Michelle Blanchard Ardillo,
Rockville, MD.
A Cajun girl in her kilt, that’s me. My dad was born and raised in southeast Louisiana, as was I, but my mother was born to Scottish immigrants who came to the US for economic and religious freedom. Upon marrying my father, however, she abandoned her Scottish heritage and adopted my father’s culture, cuisine and customs. For example, although she grew up with oatmeal every morning, she never had it again after she married my father, switching to grits, the hot cereal of Louisiana. It wasn’t until one of my mother’s first cousins starting visiting us from Glasgow, Scotland, (after her retirement and the passing of her own mother) did I come to understand my Scottish heritage. My image of myself shifted. Was I just my father’s daughter? Was my mother’s past inside of me as well?

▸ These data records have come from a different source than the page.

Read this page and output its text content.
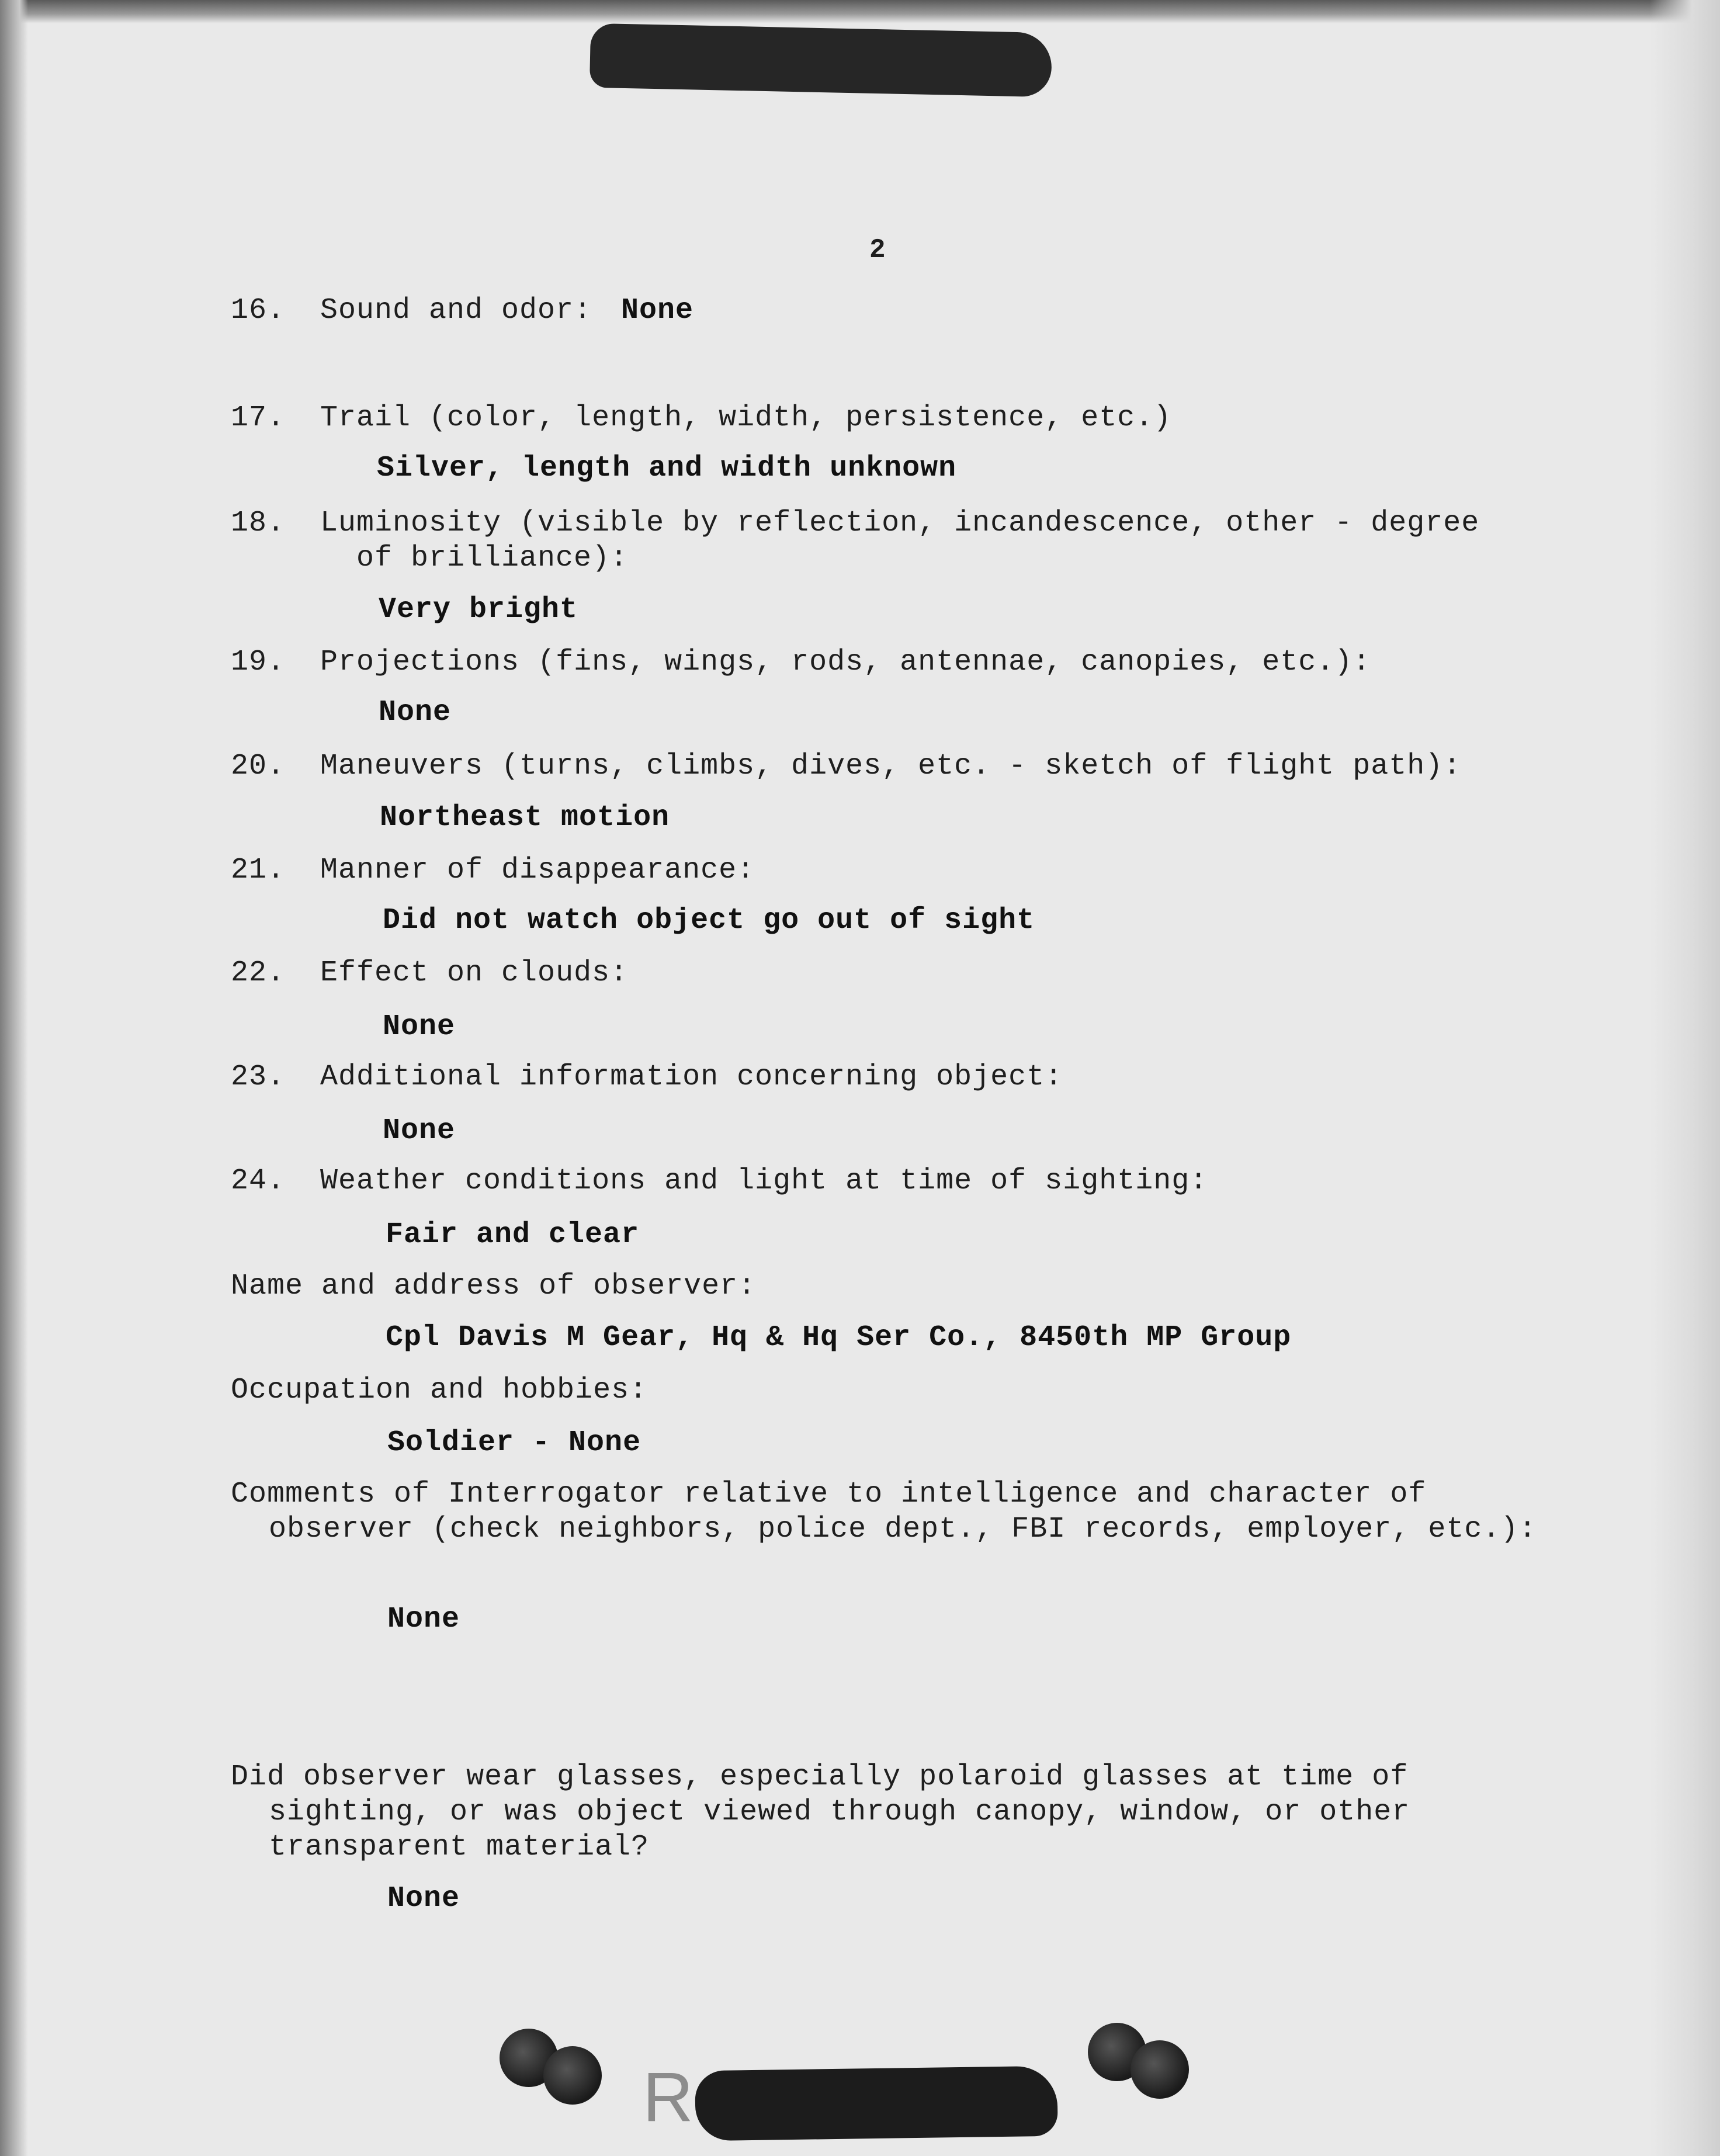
2
16. Sound and odor: None
17. Trail (color, length, width, persistence, etc.)
Silver, length and width unknown
18. Luminosity (visible by reflection, incandescence, other - degree
of brilliance):
Very bright
19. Projections (fins, wings, rods, antennae, canopies, etc.):
None
20. Maneuvers (turns, climbs, dives, etc. - sketch of flight path):
Northeast motion
21. Manner of disappearance:
Did not watch object go out of sight
22. Effect on clouds:
None
23. Additional information concerning object:
None
24. Weather conditions and light at time of sighting:
Fair and clear
Name and address of observer:
Cpl Davis M Gear, Hq & Hq Ser Co., 8450th MP Group
Occupation and hobbies:
Soldier - None
Comments of Interrogator relative to intelligence and character of
observer (check neighbors, police dept., FBI records, employer, etc.):
None
Did observer wear glasses, especially polaroid glasses at time of
sighting, or was object viewed through canopy, window, or other
transparent material?
None
R
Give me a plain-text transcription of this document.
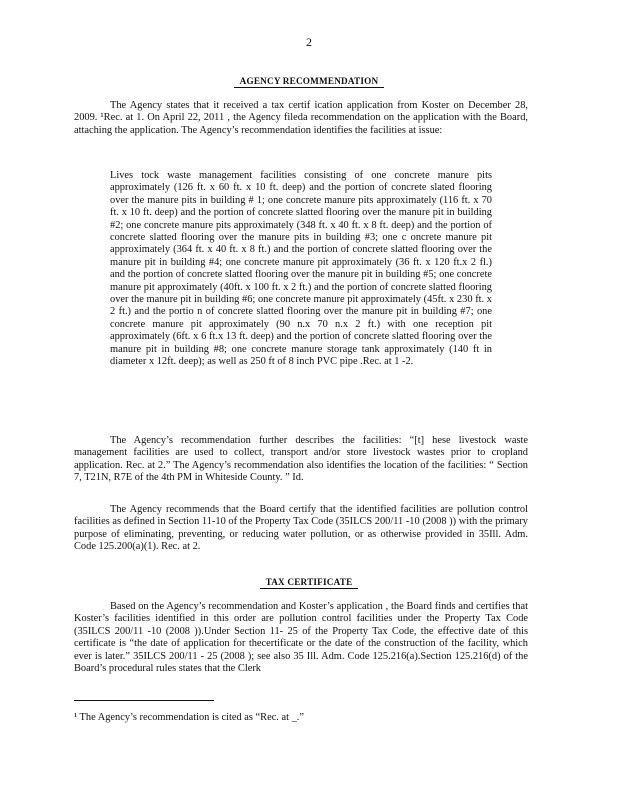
2
AGENCY RECOMMENDATION

The Agency states that it received a tax certif ication application from Koster on December 28, 2009. ¹Rec. at 1. On April 22, 2011 , the Agency fileda recommendation on the application with the Board, attaching the application. The Agency’s recommendation identifies the facilities at issue:

Lives tock waste management facilities consisting of one concrete manure pits approximately (126 ft. x 60 ft. x 10 ft. deep) and the portion of concrete slated flooring over the manure pits in building # 1; one concrete manure pits approximately (116 ft. x 70 ft. x 10 ft. deep) and the portion of concrete slatted flooring over the manure pit in building #2; one concrete manure pits approximately (348 ft. x 40 ft. x 8 ft. deep) and the portion of concrete slatted flooring over the manure pits in building #3; one c oncrete manure pit approximately (364 ft. x 40 ft. x 8 ft.) and the portion of concrete slatted flooring over the manure pit in building #4; one concrete manure pit approximately (36 ft. x 120 ft.x 2 fl.) and the portion of concrete slatted flooring over the manure pit in building #5; one concrete manure pit approximately (40ft. x 100 ft. x 2 ft.) and the portion of concrete slatted flooring over the manure pit in building #6; one concrete manure pit approximately (45ft. x 230 ft. x 2 ft.) and the portio n of concrete slatted flooring over the manure pit in building #7; one concrete manure pit approximately (90 n.x 70 n.x 2 ft.) with one reception pit approximately (6ft. x 6 ft.x 13 ft. deep) and the portion of concrete slatted flooring over the manure pit in building #8; one concrete manure storage tank approximately (140 ft in diameter x 12ft. deep); as well as 250 ft of 8 inch PVC pipe .Rec. at 1 -2.

The Agency’s recommendation further describes the facilities: “[t] hese livestock waste management facilities are used to collect, transport and/or store livestock wastes prior to cropland application. Rec. at 2.” The Agency’s recommendation also identifies the location of the facilities: “ Section 7, T21N, R7E of the 4th PM in Whiteside County. ” Id.

The Agency recommends that the Board certify that the identified facilities are pollution control facilities as defined in Section 11-10 of the Property Tax Code (35ILCS 200/11 -10 (2008 )) with the primary purpose of eliminating, preventing, or reducing water pollution, or as otherwise provided in 35Ill. Adm. Code 125.200(a)(1). Rec. at 2.

TAX CERTIFICATE

Based on the Agency’s recommendation and Koster’s application , the Board finds and certifies that Koster’s facilities identified in this order are pollution control facilities under the Property Tax Code (35ILCS 200/11 -10 (2008 )).Under Section 11- 25 of the Property Tax Code, the effective date of this certificate is “the date of application for thecertificate or the date of the construction of the facility, which ever is later.” 35ILCS 200/11 - 25 (2008 ); see also 35 Ill. Adm. Code 125.216(a).Section 125.216(d) of the Board’s procedural rules states that the Clerk

¹ The Agency’s recommendation is cited as “Rec. at _.”
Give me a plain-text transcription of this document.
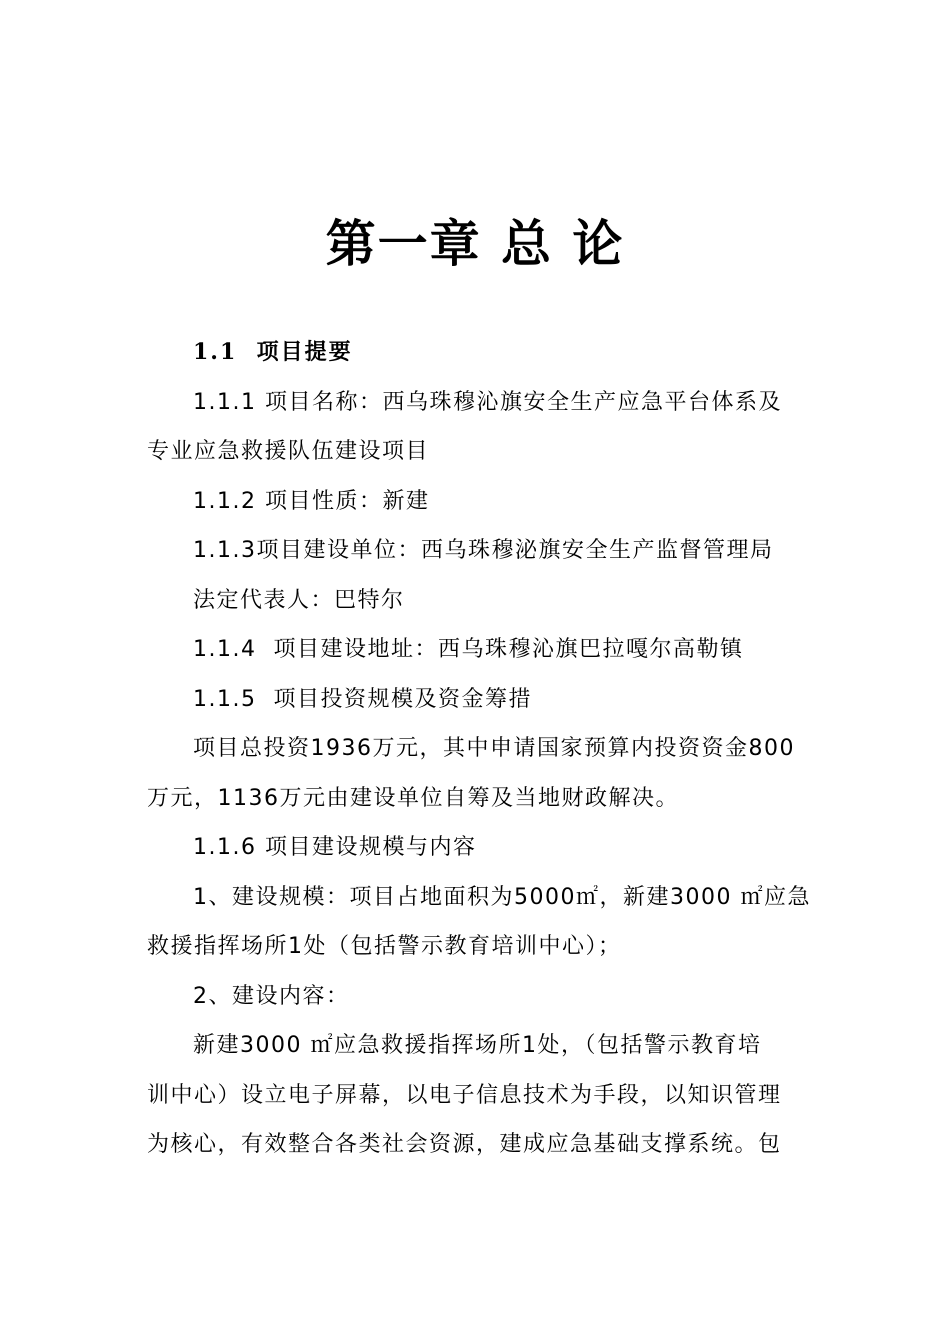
第一章 总 论
1.1  项目提要
1.1.1 项目名称：西乌珠穆沁旗安全生产应急平台体系及
专业应急救援队伍建设项目
1.1.2 项目性质：新建
1.1.3项目建设单位：西乌珠穆泌旗安全生产监督管理局
法定代表人：巴特尔
1.1.4  项目建设地址：西乌珠穆沁旗巴拉嘎尔高勒镇
1.1.5  项目投资规模及资金筹措
项目总投资1936万元，其中申请国家预算内投资资金800
万元，1136万元由建设单位自筹及当地财政解决。
1.1.6 项目建设规模与内容
1、建设规模：项目占地面积为5000㎡，新建3000 ㎡应急
救援指挥场所1处（包括警示教育培训中心）；
2、建设内容：
新建3000 ㎡应急救援指挥场所1处，（包括警示教育培
训中心）设立电子屏幕，以电子信息技术为手段，以知识管理
为核心，有效整合各类社会资源，建成应急基础支撑系统。包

When I first visited Scotland in 2000, I felt like I had “come home”. The highlands and the lowlands; the heather, the thistles, and bluebells; the shortbread and the never-ending cuppa tea; the heavy accents; they all tugged and tugged at my heart. Now, I consider myself a series of contradictions: Community Coffee in the morning and black tea in the evening, gumbo for lunch and scones in the afternoon, Zydeco to energize me and Mozart to relax me. With my very French maiden name and my fair, freckled skin, I remain a Cajun girl in her kilt.